Of 500 employees of a firm 280 have a life insurance policy ,400 have a medical insurance cover and 200 participate in both programs.

1)what is the probability that a randomly selected employee will be a participant in at least one of the two programs ?
2)Determine the probability that an employee will be a participant in the life insurance plan given that he/she has a medical insurance coverage?

Pr(one of them)=(280+400-200)/500

= 480/500

Pr(life given medical)=80/400

pr 480/500

1) Addition rule

(280/500)+(400/500)-(200/500)
=480/500

1) Well, if we want to find the probability that a randomly selected employee will be a participant in at least one of the two programs, we can add the probability of being in the life insurance program to the probability of being in the medical insurance program and then subtract the probability of being in both programs since we don't want to count them twice.

So, let's do some math here. We have 280 employees in the life insurance program, 400 employees in the medical insurance program, and 200 employees in both programs.

The probability of being in the life insurance program is 280/500 = 0.56.

The probability of being in the medical insurance program is 400/500 = 0.8.

Since 200 employees are in both programs, we subtract that from the total count: 500 - 200 = 300 employees.

So, the probability of being in at least one of the two programs is (0.56 + 0.8) - (200/300) = 1.36 - 0.67 = 0.69.

Therefore, the probability that a randomly selected employee will be a participant in at least one of the two programs is 0.69.
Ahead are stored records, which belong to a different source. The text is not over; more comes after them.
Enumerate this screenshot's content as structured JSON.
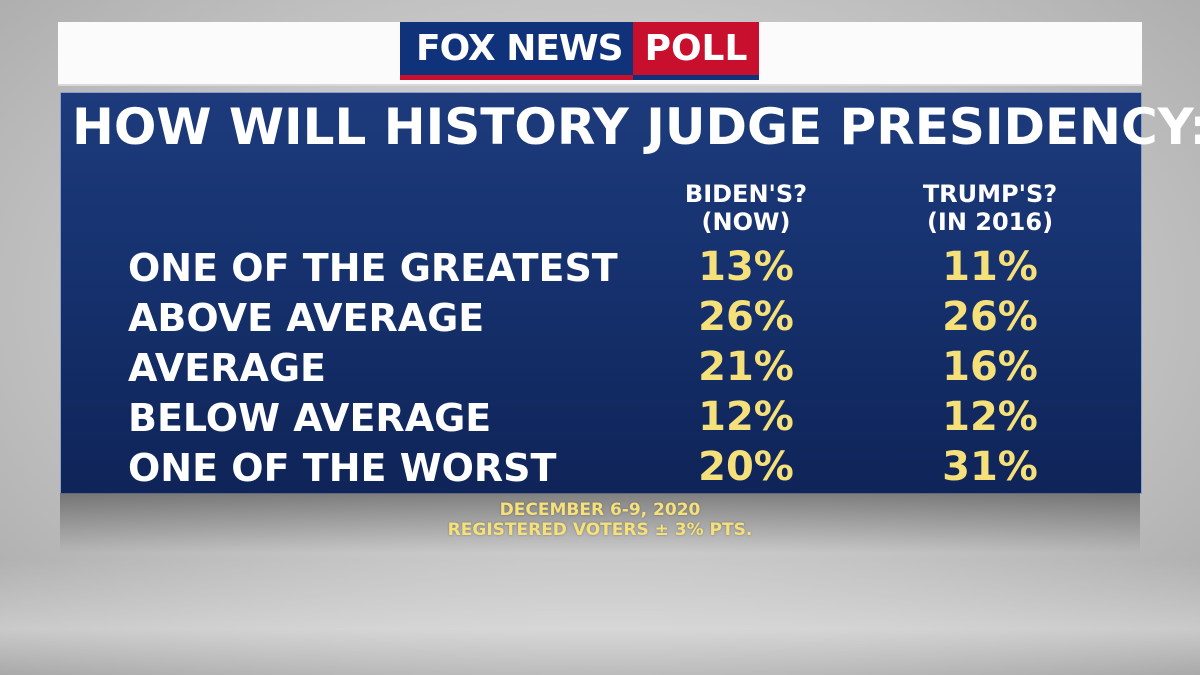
{
  "brand": {
    "fox_news": "FOX NEWS",
    "poll": "POLL"
  },
  "chart_data": {
    "type": "table",
    "title": "HOW WILL HISTORY JUDGE PRESIDENCY:",
    "columns": [
      {
        "line1": "BIDEN'S?",
        "line2": "(NOW)"
      },
      {
        "line1": "TRUMP'S?",
        "line2": "(IN 2016)"
      }
    ],
    "categories": [
      "ONE OF THE GREATEST",
      "ABOVE AVERAGE",
      "AVERAGE",
      "BELOW AVERAGE",
      "ONE OF THE WORST"
    ],
    "series": [
      {
        "name": "BIDEN'S? (NOW)",
        "values": [
          13,
          26,
          21,
          12,
          20
        ]
      },
      {
        "name": "TRUMP'S? (IN 2016)",
        "values": [
          11,
          26,
          16,
          12,
          31
        ]
      }
    ],
    "display": {
      "biden": [
        "13%",
        "26%",
        "21%",
        "12%",
        "20%"
      ],
      "trump": [
        "11%",
        "26%",
        "16%",
        "12%",
        "31%"
      ]
    }
  },
  "footer": {
    "date": "DECEMBER 6-9, 2020",
    "sample": "REGISTERED VOTERS ± 3% PTS."
  },
  "colors": {
    "panel": "#15306c",
    "value_text": "#f5e07a",
    "label_text": "#ffffff",
    "brand_blue": "#10327a",
    "brand_red": "#c8102e"
  }
}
2) Now, let's move on to the second part of the question. We want to determine the probability that an employee will be a participant in the life insurance plan given that he/she has a medical insurance coverage.

Since we know that 400 employees have medical insurance coverage, and 200 employees are participants in both programs, we subtract the count of employees in both programs from the count of employees with medical insurance to get the count of employees with medical insurance only: 400 - 200 = 200 employees.

Out of those 200 employees, we know that 200 are also participants in the life insurance program. So, the probability of an employee having medical insurance coverage and participating in the life insurance program is 200/200 = 1.

Therefore, the probability that an employee will be a participant in the life insurance plan, given that he/she has medical insurance coverage, is 1.

To find the probability, we need to use the formula:

P(A or B) = P(A) + P(B) - P(A and B)

Let's calculate the probabilities based on the given information:

1) The probability that a randomly selected employee will be a participant in at least one of the two programs:

P(Life insurance) = 280/500 = 0.56
P(Medical insurance) = 400/500 = 0.8
P(Life insurance and Medical insurance) = 200/500 = 0.4

P(at least one program) = P(Life insurance) + P(Medical insurance) - P(Life insurance and Medical insurance)
= 0.56 + 0.8 - 0.4
= 0.96

Therefore, the probability that a randomly selected employee will be a participant in at least one of the two programs is 0.96 or 96%.

2) The probability that an employee will be a participant in the life insurance plan given that he/she has a medical insurance coverage:

P(Life insurance | Medical insurance) = P(Life insurance and Medical insurance) / P(Medical insurance)
= 200/400
= 0.5

Therefore, the probability that an employee will be a participant in the life insurance plan given that he/she has a medical insurance coverage is 0.5 or 50%.